There are several websites dedicated to raise awareness about online dating scams, and one website with a very thorough contribution to this, is a site named The entire site is filled with useful tools and advice for how to detect scams and even recognise previously accused scammers. With a database that allows you to enter the username of the potential fraudster , you can search to see if this alleged “Russian model looking for a long-term loving relationship” really isn’t a middle aged Nigerian man sitting in a tight office space  with a group of other scammers forging love interests. You can browse scammers by website, age, name, country and city. The alternatives are many including IP checks, and even photos and letters can be uploaded for a search through the database, in this case the pictures and texts are scanned to see if anyone has previously used the same material, which is a very common occurrence. It is truly an interesting site and judging by the extensive list of testimonials, the service is appreciated by many and for some of them it is an absolute necessity and has been a life saver for when dating online. provides a long list of attributes for when detecting a possible scam. Here are some which I found the most resourceful:

  • In her profile it is stated she is form the US, Canada and so on, but when you receive a letter it is clearly from a different country..hint hint.
  • She has amazing photos and looks like a model, the woman in the picture probably is a model, the lady you are in contact with is most likely not.
  • The letters you receive have very poor writing, seemingly generic and do not necessary seem like a reply to your own letter. It isn’t, the letter has been pre-written and reused.

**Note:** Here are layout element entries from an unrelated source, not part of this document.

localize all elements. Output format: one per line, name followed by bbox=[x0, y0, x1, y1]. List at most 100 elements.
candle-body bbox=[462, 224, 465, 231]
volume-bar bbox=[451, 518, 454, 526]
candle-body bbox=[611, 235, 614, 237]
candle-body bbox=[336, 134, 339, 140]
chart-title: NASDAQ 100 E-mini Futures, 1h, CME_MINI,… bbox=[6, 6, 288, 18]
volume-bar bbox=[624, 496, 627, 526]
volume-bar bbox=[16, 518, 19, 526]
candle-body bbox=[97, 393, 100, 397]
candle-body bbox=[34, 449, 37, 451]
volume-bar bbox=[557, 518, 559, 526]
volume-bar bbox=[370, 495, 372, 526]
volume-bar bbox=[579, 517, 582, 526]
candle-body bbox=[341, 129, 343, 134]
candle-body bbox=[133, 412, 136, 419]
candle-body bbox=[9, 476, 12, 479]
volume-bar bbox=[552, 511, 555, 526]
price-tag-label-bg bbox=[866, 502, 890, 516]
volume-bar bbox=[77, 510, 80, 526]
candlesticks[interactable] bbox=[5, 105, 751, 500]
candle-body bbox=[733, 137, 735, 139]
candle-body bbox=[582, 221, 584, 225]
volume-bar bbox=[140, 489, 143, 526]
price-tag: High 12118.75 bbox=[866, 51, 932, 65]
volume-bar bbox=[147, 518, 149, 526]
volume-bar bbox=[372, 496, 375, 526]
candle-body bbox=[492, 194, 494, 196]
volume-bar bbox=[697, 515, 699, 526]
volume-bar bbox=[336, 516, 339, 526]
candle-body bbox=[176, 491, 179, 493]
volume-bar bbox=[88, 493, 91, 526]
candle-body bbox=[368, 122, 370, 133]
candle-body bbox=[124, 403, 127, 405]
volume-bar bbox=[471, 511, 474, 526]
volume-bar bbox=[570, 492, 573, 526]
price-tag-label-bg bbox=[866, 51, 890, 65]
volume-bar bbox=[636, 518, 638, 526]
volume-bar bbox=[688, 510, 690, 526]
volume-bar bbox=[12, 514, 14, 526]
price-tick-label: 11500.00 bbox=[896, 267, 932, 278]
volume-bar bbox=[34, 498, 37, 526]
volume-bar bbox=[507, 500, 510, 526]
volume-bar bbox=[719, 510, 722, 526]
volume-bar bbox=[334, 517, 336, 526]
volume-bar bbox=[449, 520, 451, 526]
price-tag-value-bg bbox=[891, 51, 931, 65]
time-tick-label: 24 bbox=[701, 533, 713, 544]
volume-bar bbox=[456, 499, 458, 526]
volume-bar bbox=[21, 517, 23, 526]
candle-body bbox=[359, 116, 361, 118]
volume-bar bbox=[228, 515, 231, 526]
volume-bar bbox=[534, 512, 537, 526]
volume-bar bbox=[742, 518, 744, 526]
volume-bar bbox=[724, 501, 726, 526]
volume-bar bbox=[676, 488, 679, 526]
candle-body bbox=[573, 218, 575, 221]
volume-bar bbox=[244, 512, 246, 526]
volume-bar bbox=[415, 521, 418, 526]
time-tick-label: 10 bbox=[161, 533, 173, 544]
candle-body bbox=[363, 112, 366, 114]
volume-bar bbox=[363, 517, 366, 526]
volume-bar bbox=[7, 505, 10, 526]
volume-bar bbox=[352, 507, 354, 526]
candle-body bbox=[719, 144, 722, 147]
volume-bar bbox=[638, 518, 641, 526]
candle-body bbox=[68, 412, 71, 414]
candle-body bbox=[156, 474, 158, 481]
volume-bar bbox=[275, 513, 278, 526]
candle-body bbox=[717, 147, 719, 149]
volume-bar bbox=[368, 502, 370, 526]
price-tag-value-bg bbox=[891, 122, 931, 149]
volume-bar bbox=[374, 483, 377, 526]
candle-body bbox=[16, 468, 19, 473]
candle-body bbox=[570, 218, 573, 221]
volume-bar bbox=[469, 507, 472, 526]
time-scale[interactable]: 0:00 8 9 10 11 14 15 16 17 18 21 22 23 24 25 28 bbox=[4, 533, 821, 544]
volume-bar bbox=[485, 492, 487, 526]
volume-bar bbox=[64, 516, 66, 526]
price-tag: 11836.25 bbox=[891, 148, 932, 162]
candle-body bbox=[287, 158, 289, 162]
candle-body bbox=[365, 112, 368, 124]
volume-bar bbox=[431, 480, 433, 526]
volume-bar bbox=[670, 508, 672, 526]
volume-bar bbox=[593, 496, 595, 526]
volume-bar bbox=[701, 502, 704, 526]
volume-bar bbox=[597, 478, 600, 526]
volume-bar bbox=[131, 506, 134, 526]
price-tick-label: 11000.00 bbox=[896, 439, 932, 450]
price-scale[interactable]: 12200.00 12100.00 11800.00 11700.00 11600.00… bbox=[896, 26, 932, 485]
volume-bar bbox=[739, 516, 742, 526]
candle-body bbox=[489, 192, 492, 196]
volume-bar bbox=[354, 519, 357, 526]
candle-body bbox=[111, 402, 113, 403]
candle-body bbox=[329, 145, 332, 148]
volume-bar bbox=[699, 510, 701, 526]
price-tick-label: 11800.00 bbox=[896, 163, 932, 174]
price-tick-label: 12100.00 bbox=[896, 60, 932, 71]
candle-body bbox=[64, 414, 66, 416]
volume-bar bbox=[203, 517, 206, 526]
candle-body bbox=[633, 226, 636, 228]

  • She gets your name wrong, or hardly mentions it.
  • She falls in love with you almost immediately and wants to exchange personal email addresses. She is trying to get you to leave the communication spaces provided by the dating site, so that there are less chances of the scam being discovered.
  • She begins to ask you for money, for many different purposes; in order to visit you, for you to visit her, mother is allegedly ill and she wants to take up language classes in your native language.
  • Asks you to go onto a human verification site, in which you will have to provide personal information from your address to your bank account details. Now she/he/they have the information too.
  • She is getting more desperate and threatens to terminate contact if she doesn’t receive any money, when this happens you should very much recognise the scam. Finding love has never been known to be easy, but following some of these steps might remove some bumps off the way.